Professor Dean Ornish is Clinical Professor of Medicine at the University of California, San Francisco as well as running his own Preventative Medicine Research Institute. For the past thirty years he has been using the ‘high tech’ of research trials to prove that ‘low tech’ interventions in lifestyle can not only prevent but reverse the ills of the Western world – heart disease, diabetes and depression.
A utopian vision?
The keynote speaker at our 2011 annual conference, he gave an at times utopian sounding picture of how medicine could be practised: doctors who see their patients get progressively better, not progressively worse; patients who are inspired by pleasure, not fear to improve their lives; lifestyles that save the planet as well as giving better health; hospitals and healthcare givers who save millions; drugs which are reserved for conditions that really need them like HIV, malaria and TB. And the clinicially demonstrable importance of love.
What’s remarkable about Professor Ornish’s formulation is that all the improvements he describes are the result of simple lifestyle changes – and are the way he practices medicine. The heart of his programme is more exercise, more exposure to nature, a better diet.
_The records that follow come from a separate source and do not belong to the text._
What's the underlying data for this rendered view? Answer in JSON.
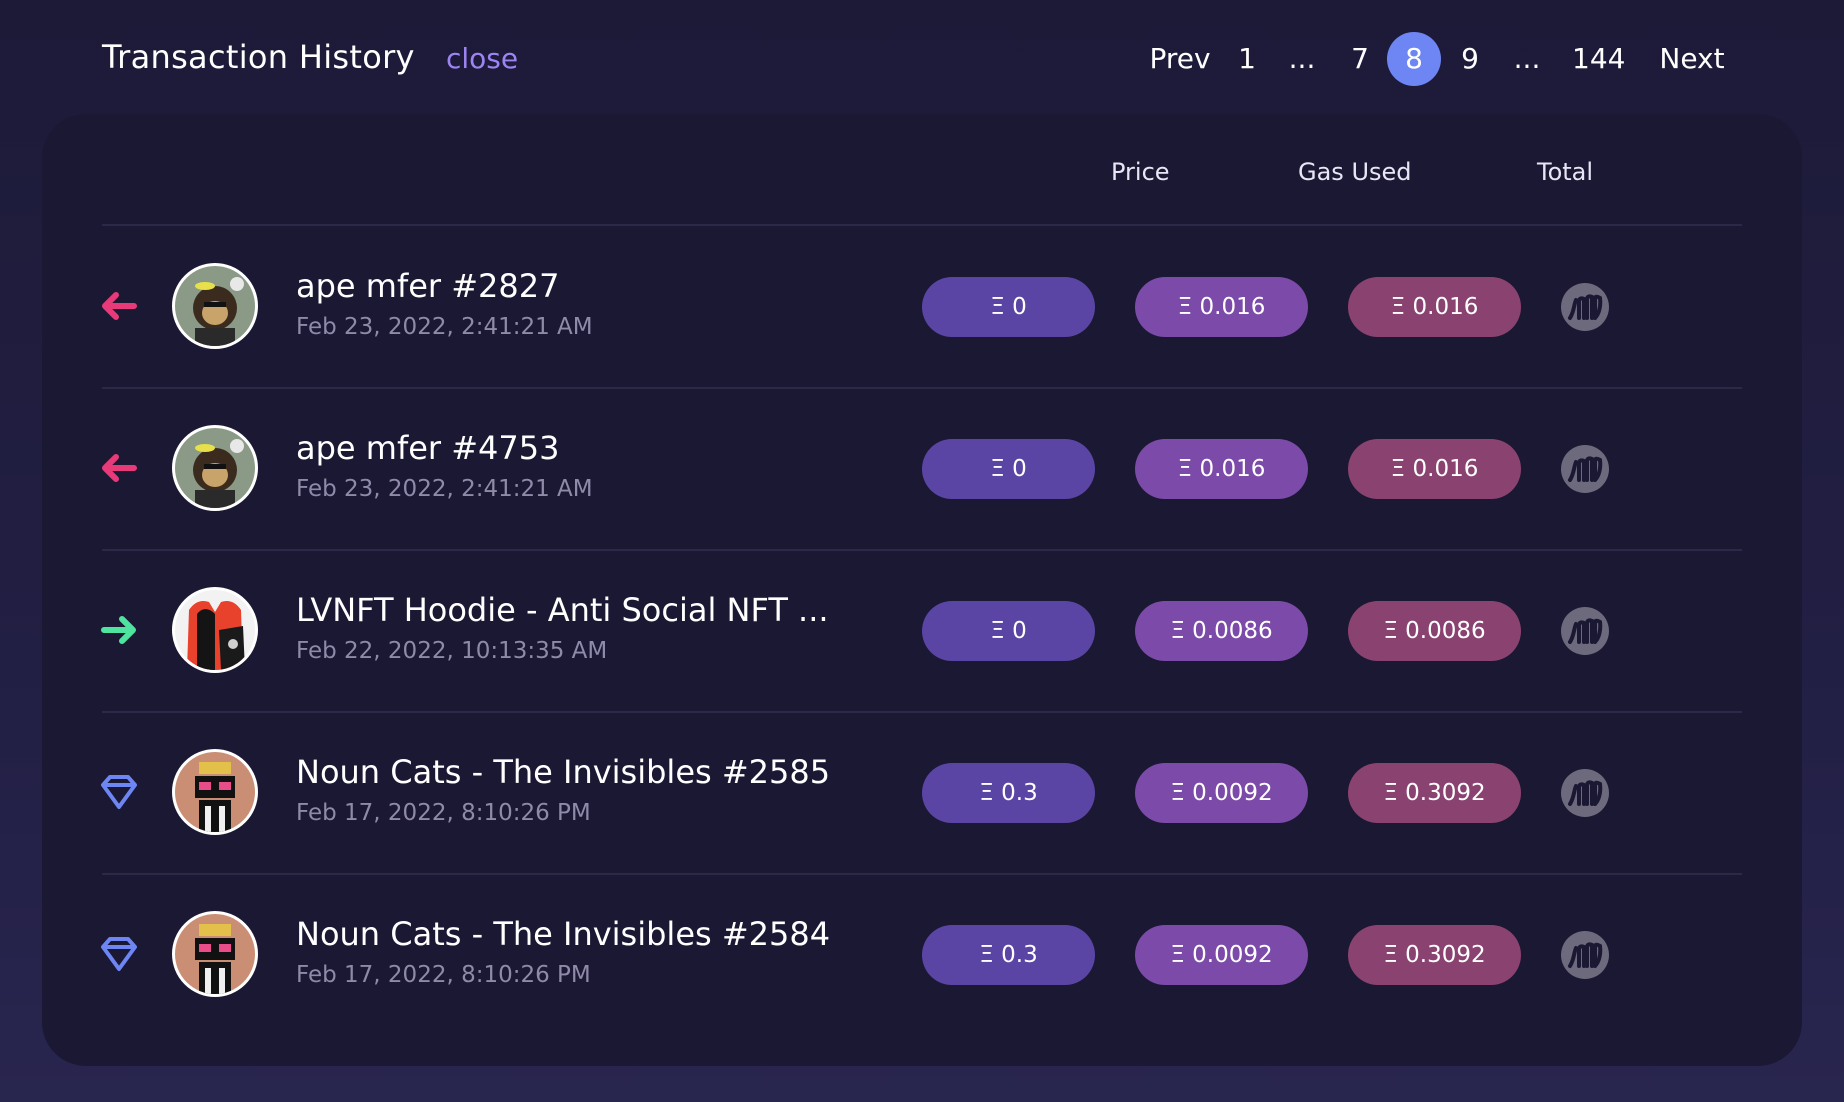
{
  "header": {
    "title": "Transaction History",
    "close_label": "close"
  },
  "pagination": {
    "prev": "Prev",
    "pages": [
      "1",
      "...",
      "7",
      "8",
      "9",
      "...",
      "144"
    ],
    "current": "8",
    "next": "Next"
  },
  "table": {
    "columns": [
      "Price",
      "Gas Used",
      "Total"
    ],
    "rows": [
      {
        "direction": "outgoing",
        "direction_icon": "arrow-left-icon",
        "direction_color": "#e83a78",
        "avatar": "ape-mfer",
        "name": "ape mfer #2827",
        "date": "Feb 23, 2022, 2:41:21 AM",
        "price": "Ξ 0",
        "gas": "Ξ 0.016",
        "total": "Ξ 0.016"
      },
      {
        "direction": "outgoing",
        "direction_icon": "arrow-left-icon",
        "direction_color": "#e83a78",
        "avatar": "ape-mfer",
        "name": "ape mfer #4753",
        "date": "Feb 23, 2022, 2:41:21 AM",
        "price": "Ξ 0",
        "gas": "Ξ 0.016",
        "total": "Ξ 0.016"
      },
      {
        "direction": "incoming",
        "direction_icon": "arrow-right-icon",
        "direction_color": "#4fe3a0",
        "avatar": "hoodie",
        "name": "LVNFT Hoodie - Anti Social NFT ...",
        "date": "Feb 22, 2022, 10:13:35 AM",
        "price": "Ξ 0",
        "gas": "Ξ 0.0086",
        "total": "Ξ 0.0086"
      },
      {
        "direction": "mint",
        "direction_icon": "diamond-icon",
        "direction_color": "#6e86f3",
        "avatar": "noun-cat",
        "name": "Noun Cats - The Invisibles #2585",
        "date": "Feb 17, 2022, 8:10:26 PM",
        "price": "Ξ 0.3",
        "gas": "Ξ 0.0092",
        "total": "Ξ 0.3092"
      },
      {
        "direction": "mint",
        "direction_icon": "diamond-icon",
        "direction_color": "#6e86f3",
        "avatar": "noun-cat",
        "name": "Noun Cats - The Invisibles #2584",
        "date": "Feb 17, 2022, 8:10:26 PM",
        "price": "Ξ 0.3",
        "gas": "Ξ 0.0092",
        "total": "Ξ 0.3092"
      }
    ],
    "row_action_icon": "marketplace-logo-icon"
  },
  "colors": {
    "accent": "#6e86f3",
    "close_link": "#9c84f2",
    "price_pill": "#5a45a4",
    "gas_pill": "#7c4aa8",
    "total_pill": "#8a4370",
    "outgoing": "#e83a78",
    "incoming": "#4fe3a0"
  }
}
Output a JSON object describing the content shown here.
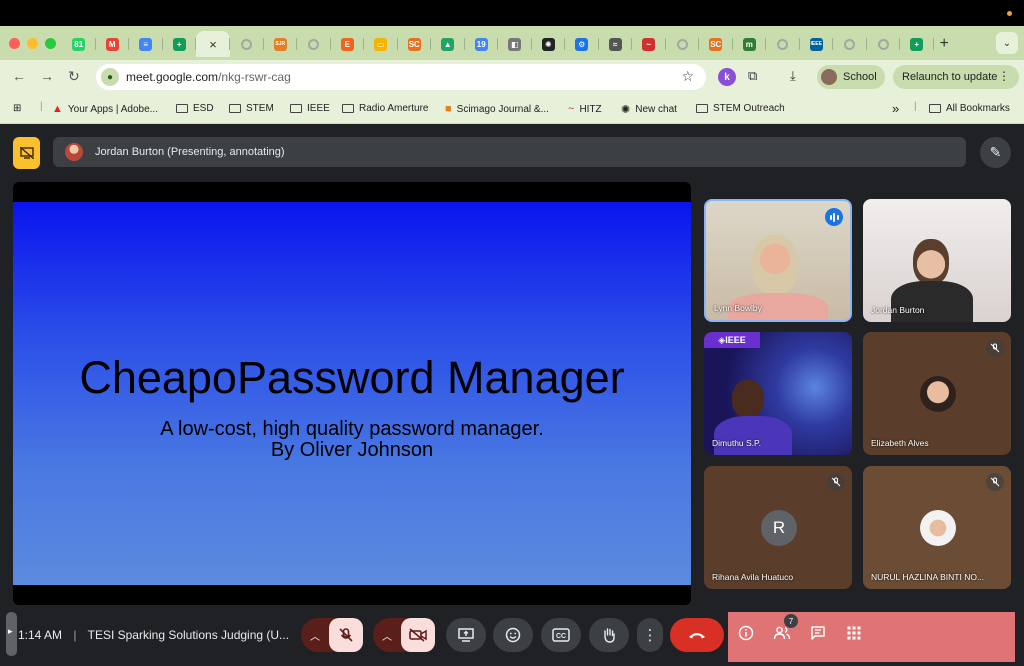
{
  "browser": {
    "url_host": "meet.google.com",
    "url_path": "/nkg-rswr-cag",
    "profile_label": "School",
    "relaunch_label": "Relaunch to update",
    "active_tab_close": "×",
    "extension_k": "k"
  },
  "tabs": [
    {
      "icon": "whatsapp-icon",
      "color": "#25d366",
      "glyph": "81"
    },
    {
      "icon": "gmail-icon",
      "color": "#ea4335",
      "glyph": "M"
    },
    {
      "icon": "docs-icon",
      "color": "#4285f4",
      "glyph": "≡"
    },
    {
      "icon": "sheets-icon",
      "color": "#0f9d58",
      "glyph": "+"
    },
    {
      "icon": "globe-icon",
      "color": "#a0a8a0",
      "glyph": ""
    },
    {
      "icon": "sjr-icon",
      "color": "#e67e22",
      "glyph": "SJR"
    },
    {
      "icon": "globe-icon",
      "color": "#a0a8a0",
      "glyph": ""
    },
    {
      "icon": "etsy-icon",
      "color": "#f1641e",
      "glyph": "E"
    },
    {
      "icon": "slides-icon",
      "color": "#f4b400",
      "glyph": "▭"
    },
    {
      "icon": "sc-icon",
      "color": "#e8711c",
      "glyph": "SC"
    },
    {
      "icon": "drive-icon",
      "color": "#1fa463",
      "glyph": "▲"
    },
    {
      "icon": "calendar-icon",
      "color": "#4285f4",
      "glyph": "19"
    },
    {
      "icon": "contacts-icon",
      "color": "#777777",
      "glyph": "◧"
    },
    {
      "icon": "chatgpt-icon",
      "color": "#222222",
      "glyph": "✺"
    },
    {
      "icon": "gear-icon",
      "color": "#1a73e8",
      "glyph": "⚙"
    },
    {
      "icon": "radio-icon",
      "color": "#555555",
      "glyph": "≈"
    },
    {
      "icon": "hitz-icon",
      "color": "#d32f2f",
      "glyph": "~"
    },
    {
      "icon": "globe-icon",
      "color": "#a0a8a0",
      "glyph": ""
    },
    {
      "icon": "sc-icon",
      "color": "#e8711c",
      "glyph": "SC"
    },
    {
      "icon": "m-icon",
      "color": "#2e7d32",
      "glyph": "m"
    },
    {
      "icon": "globe-icon",
      "color": "#a0a8a0",
      "glyph": ""
    },
    {
      "icon": "ieee-icon",
      "color": "#00629b",
      "glyph": "IEEE"
    },
    {
      "icon": "globe-icon",
      "color": "#a0a8a0",
      "glyph": ""
    },
    {
      "icon": "globe-icon",
      "color": "#a0a8a0",
      "glyph": ""
    },
    {
      "icon": "sheets-icon",
      "color": "#0f9d58",
      "glyph": "+"
    }
  ],
  "bookmarks": [
    {
      "label": "Your Apps | Adobe...",
      "icon": "adobe-icon"
    },
    {
      "label": "ESD",
      "icon": "folder-icon"
    },
    {
      "label": "STEM",
      "icon": "folder-icon"
    },
    {
      "label": "IEEE",
      "icon": "folder-icon"
    },
    {
      "label": "Radio Amerture",
      "icon": "folder-icon"
    },
    {
      "label": "Scimago Journal &...",
      "icon": "sjr-icon"
    },
    {
      "label": "HITZ",
      "icon": "hitz-icon"
    },
    {
      "label": "New chat",
      "icon": "chatgpt-icon"
    },
    {
      "label": "STEM Outreach",
      "icon": "folder-icon"
    }
  ],
  "bookmarks_overflow": "»",
  "all_bookmarks": "All Bookmarks",
  "meet": {
    "presenter_banner": "Jordan Burton (Presenting, annotating)",
    "slide_title": "CheapoPassword Manager",
    "slide_subtitle_1": "A low-cost, high quality password manager.",
    "slide_subtitle_2": "By Oliver Johnson",
    "time": "1:14 AM",
    "separator": "|",
    "meeting_title": "TESI Sparking Solutions Judging (U...",
    "participant_count": "7",
    "ieee_overlay": "◈IEEE"
  },
  "participants": [
    {
      "name": "Lynn Bowlby",
      "state": "speaking"
    },
    {
      "name": "Jordan Burton",
      "state": "unmuted"
    },
    {
      "name": "Dimuthu S.P.",
      "state": "unmuted"
    },
    {
      "name": "Elizabeth Alves",
      "state": "muted"
    },
    {
      "name": "Rihana Avila Huatuco",
      "state": "muted",
      "initial": "R"
    },
    {
      "name": "NURUL HAZLINA BINTI NO...",
      "state": "muted"
    }
  ]
}
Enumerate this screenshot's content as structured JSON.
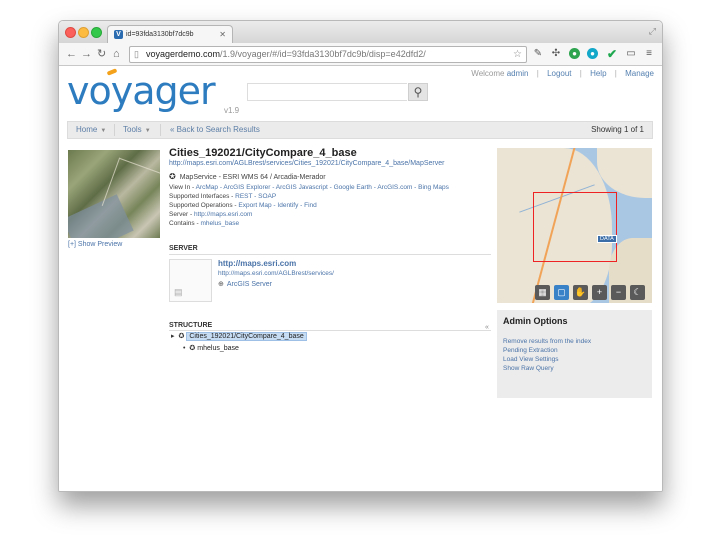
{
  "browser": {
    "tab_title": "id=93fda3130bf7dc9b",
    "tab_favicon": "V",
    "url_host": "voyagerdemo.com",
    "url_path": "/1.9/voyager/#/id=93fda3130bf7dc9b/disp=e42dfd2/",
    "icons": [
      "close-light-icon",
      "minimize-light-icon",
      "zoom-light-icon",
      "back-icon",
      "forward-icon",
      "reload-icon",
      "home-icon",
      "bookmark-star-icon",
      "wrench-icon",
      "extension-green-icon",
      "extension-teal-icon",
      "check-icon",
      "cast-icon",
      "menu-icon"
    ]
  },
  "header": {
    "logo_text": "voyager",
    "version": "v1.9",
    "search_placeholder": "",
    "links": {
      "welcome": "Welcome",
      "user": "admin",
      "logout": "Logout",
      "help": "Help",
      "manage": "Manage"
    }
  },
  "navbar": {
    "home": "Home",
    "tools": "Tools",
    "back": "« Back to Search Results",
    "showing": "Showing 1 of 1"
  },
  "record": {
    "title": "Cities_192021/CityCompare_4_base",
    "rest_url": "http://maps.esri.com/AGLBrest/services/Cities_192021/CityCompare_4_base/MapServer",
    "service_line": "MapService - ESRI WMS 64 / Arcadia-Merador",
    "view_in_label": "View In",
    "view_in_value": "ArcMap - ArcGIS Explorer - ArcGIS Javascript - Google Earth - ArcGIS.com - Bing Maps",
    "interfaces_label": "Supported Interfaces",
    "interfaces_value": "REST - SOAP",
    "operations_label": "Supported Operations",
    "operations_value": "Export Map - Identify - Find",
    "server_label": "Server",
    "server_value": "http://maps.esri.com",
    "contains_label": "Contains",
    "contains_value": "mhelus_base",
    "show_preview": "[+] Show Preview"
  },
  "server_section": {
    "label": "SERVER",
    "link": "http://maps.esri.com",
    "url": "http://maps.esri.com/AGLBrest/services/",
    "type": "ArcGIS Server"
  },
  "structure": {
    "label": "STRUCTURE",
    "collapse": "«",
    "root": "Cities_192021/CityCompare_4_base",
    "child": "mhelus_base"
  },
  "map": {
    "label": "DATA",
    "tools": [
      "grid-icon",
      "select-box-icon",
      "pan-hand-icon",
      "zoom-in-icon",
      "zoom-out-icon",
      "moon-icon"
    ]
  },
  "admin": {
    "title": "Admin Options",
    "links": [
      "Remove results from the index",
      "Pending Extraction",
      "Load View Settings",
      "Show Raw Query"
    ]
  }
}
He argues that much of modern medicine is ‘mopping the floor without turning off the fawcett’ – repeated bypass surgeries for someone who then goes straight home and continues to eat a diet of ice cream and burgers. His prescription is well backed up by evidence from large clinical trials, embracing not just his home ground of California – where as he observes ‘anything can happen’, but from 45 hospitals across the United States, including West Virginia which has the worst rate of heart disease in the country.
One patient, typical of thousands on this programme, recorded that ‘I lost 50lb, in the seventh week my angina disappeared – which seemed too good to be true, my triglycerides went from 800 to 93, my cholesterol from 243 to 110, I’m no longer using a cane or wheelchair, I am no longer using diabetes medication. Once I had diffculty getting around the house without chest pain – now I walk 2 miles a day and cycle ten on a stationery bike.’
Meditation, gene expression and psychology
Some patients can feel doomed by a long family history of a disease – or by seeing, for example, their prostate cancer encouraged by their gene profile. Ornish’s research though demonstrates that genes are not fate. Following a healthy lifestyle the proteins which turn on and turn off these genes are favourably affected – so although the genes still remain they cease to be active in the body.
Following a significant event like a heart attack, patient compliance with drug regimes can often be poor – half of all patients prescribed statins have ceased to take them after a year. Ornish argues that this is because taking medication is fuelled by fear of death – which people don’t like to think about, and therefore both the fear and the drugs are abandoned. Lifestyle changes, on the other hand are driven by pleasure – once someone has become used to taking exercise, this healthy behaviour becomes addictive. Where medicine is needed, patients are counterintuitively more likely to keep taking it if they are also pursuing lifestyle interventions.
Depression and loneliness
Ornish argues that at the heart of chronic disease patterns lies a second epidemic of depression and loneliness. The number one prescribed drugs are anti-depressants. Doctors given eight minutes to see their patients are unlikely to find the central emotional triggers behind addictions from cigarettes to overeating to excessive computer gaming. Yet this can be a crucial factor not just in wellbeing, but survival. Heart disease patients are five or six times more likely to die in the months following a major heart attack if they are depressed. Similarly women with metastatic breast cancer were shown to live on average twice as long as the control group when offered one 90 minute session each week talking to other women confronting the same problems.
Professor Ornish says that the best predictor for recovery from chronic disease has not been age or state of health on presentation, but rather how well patients stuck to lifestyle changes. Change is hard, but Ornish says he frequently hears patients saying that their heart attack was the best thing that happened to them – transformative suffering that made them value, improve and finally appreciate their lives more. For doctors, he says, pursuing lifestyle approaches means that they can reclaim their role not just as technicians, dishing out pills, but as healers, able to guide patients back to greater health.